S’agissant de l’élaboration du programme DDR qui, selon lui, « progresse », M. Grauls a souligné l’importance du « retour des groupes rebelles récalcitrants au processus de paix ».  « Le financement des premières phases du DDR semble assuré », a-t-il ajouté, imputant notamment ce résultat aux contributions du Fonds pour la consolidation de la paix et du Programme des Nations Unies pour le développement (PNUD), ainsi qu’à l’accord du Président centrafricain François Bozizé d’affecter au DDR l’intégralité des fonds promis par la Communauté économique et monétaire des États d’Afrique centrale (CEMAC), en conformité avec le communiqué des chefs d’État du 30 janvier à Libreville (Gabon).  « Pour permettre le lancement prochain du programme de DDR, il importe maintenant que le Comité de pilotage procède rapidement à la validation des listes de combattants des mouvements politiques et militaires reconnus qui lui ont été soumises », a-t-il affirmé. 

De même, « pour que le processus électoral puisse se dérouler dans de bonnes conditions, il devra bénéficier de l’assistance de la communauté internationale », a-t-il poursuivi.  Ainsi, il est urgent à ses yeux que les autorités centrafricaines mettent en place la Commission électorale mixte indépendante (CEMI), « seule instance nationale habilitée par la Constitution à se charger des préparatifs électoraux », a-t-il précisé.

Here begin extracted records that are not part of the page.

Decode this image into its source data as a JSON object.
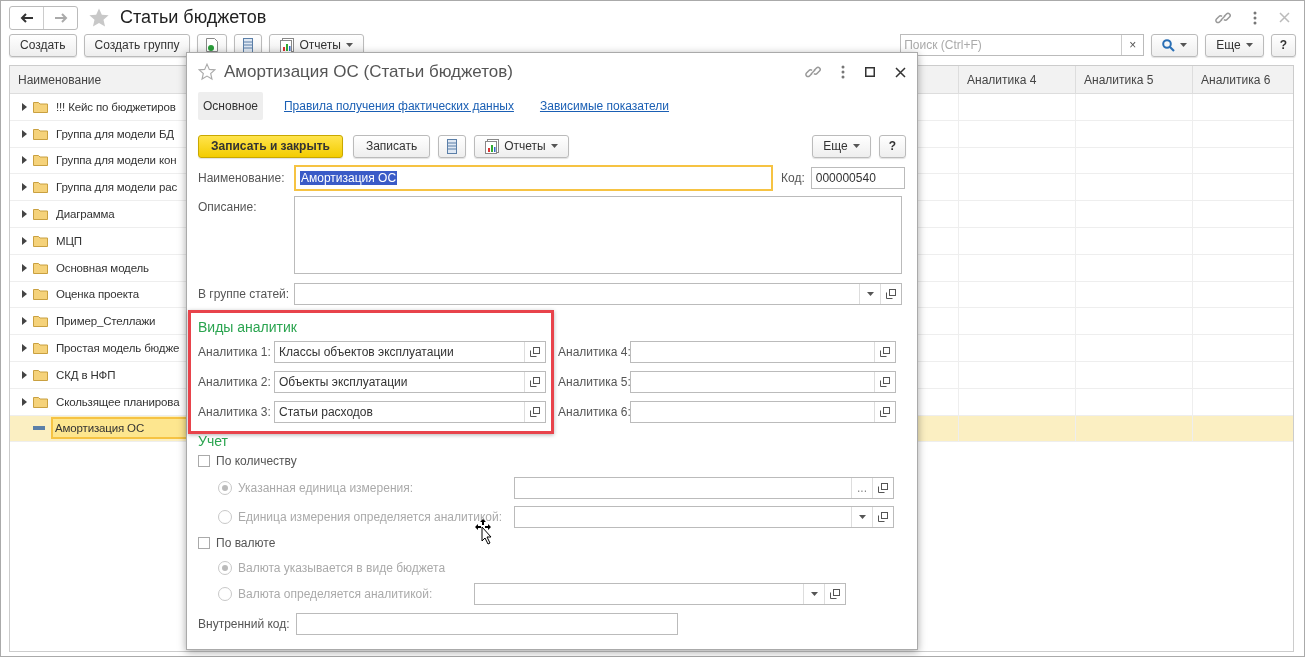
{
  "window": {
    "title": "Статьи бюджетов",
    "favorite": false
  },
  "toolbar": {
    "buttons": [
      "Создать",
      "Создать группу"
    ],
    "reports": "Отчеты",
    "search": {
      "placeholder": "Поиск (Ctrl+F)",
      "clear": "×"
    },
    "more": "Еще",
    "help": "?"
  },
  "table": {
    "columns": [
      "Наименование",
      "Аналитика 4",
      "Аналитика 5",
      "Аналитика 6"
    ],
    "rows": [
      {
        "name": "!!! Кейс по бюджетиров",
        "kind": "group",
        "selected": false
      },
      {
        "name": "Группа для модели БД",
        "kind": "group",
        "selected": false
      },
      {
        "name": "Группа для модели кон",
        "kind": "group",
        "selected": false
      },
      {
        "name": "Группа для модели рас",
        "kind": "group",
        "selected": false
      },
      {
        "name": "Диаграмма",
        "kind": "group",
        "selected": false
      },
      {
        "name": "МЦП",
        "kind": "group",
        "selected": false
      },
      {
        "name": "Основная модель",
        "kind": "group",
        "selected": false
      },
      {
        "name": "Оценка проекта",
        "kind": "group",
        "selected": false
      },
      {
        "name": "Пример_Стеллажи",
        "kind": "group",
        "selected": false
      },
      {
        "name": "Простая модель бюдже",
        "kind": "group",
        "selected": false
      },
      {
        "name": "СКД в НФП",
        "kind": "group",
        "selected": false
      },
      {
        "name": "Скользящее планирова",
        "kind": "group",
        "selected": false
      },
      {
        "name": "Амортизация ОС",
        "kind": "item",
        "selected": true
      }
    ]
  },
  "dialog": {
    "title": "Амортизация ОС (Статьи бюджетов)",
    "favorite": false,
    "tabs": [
      {
        "label": "Основное",
        "selected": true
      },
      {
        "label": "Правила получения фактических данных",
        "selected": false
      },
      {
        "label": "Зависимые показатели",
        "selected": false
      }
    ],
    "toolbar": {
      "save_close": "Записать и закрыть",
      "save": "Записать",
      "reports": "Отчеты",
      "more": "Еще",
      "help": "?"
    },
    "name": {
      "label": "Наименование:",
      "value": "Амортизация ОС",
      "focused": true,
      "value_selected": true
    },
    "code": {
      "label": "Код:",
      "value": "000000540"
    },
    "description": {
      "label": "Описание:"
    },
    "group": {
      "label": "В группе статей:"
    },
    "analytics": {
      "title": "Виды аналитик",
      "highlighted": true,
      "items": [
        {
          "label": "Аналитика 1:",
          "value": "Классы объектов эксплуатации"
        },
        {
          "label": "Аналитика 4:"
        },
        {
          "label": "Аналитика 2:",
          "value": "Объекты эксплуатации"
        },
        {
          "label": "Аналитика 5:"
        },
        {
          "label": "Аналитика 3:",
          "value": "Статьи расходов"
        },
        {
          "label": "Аналитика 6:"
        }
      ]
    },
    "accounting": {
      "title": "Учет",
      "groups": [
        {
          "label": "По количеству",
          "checked": false,
          "options": [
            {
              "label": "Указанная единица измерения:",
              "selected": true,
              "disabled": true,
              "kind": "choice",
              "choose": "..."
            },
            {
              "label": "Единица измерения определяется аналитикой:",
              "selected": false,
              "disabled": true,
              "kind": "dropdown"
            }
          ]
        },
        {
          "label": "По валюте",
          "checked": false,
          "options": [
            {
              "label": "Валюта указывается в виде бюджета",
              "selected": true,
              "disabled": true,
              "kind": "none"
            },
            {
              "label": "Валюта определяется аналитикой:",
              "selected": false,
              "disabled": true,
              "kind": "dropdown"
            }
          ]
        }
      ]
    },
    "internal_code": {
      "label": "Внутренний код:"
    }
  }
}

M. Grauls a par ailleurs indiqué qu’une première évaluation de la mise en œuvre du cadre stratégique serait réalisée dans six mois.  « Pour consolider la paix et la stabilité dans leur pays, les Centrafricains ont besoin de l’appui de la communauté internationale », a-t-il déclaré.  Il a dit avoir constaté auprès de différents gouvernements et organisations un « regain d’intérêt pour la République centrafricaine, pays considéré pendant longtemps, et non sans raison, comme orphelin de l’aide internationale ».  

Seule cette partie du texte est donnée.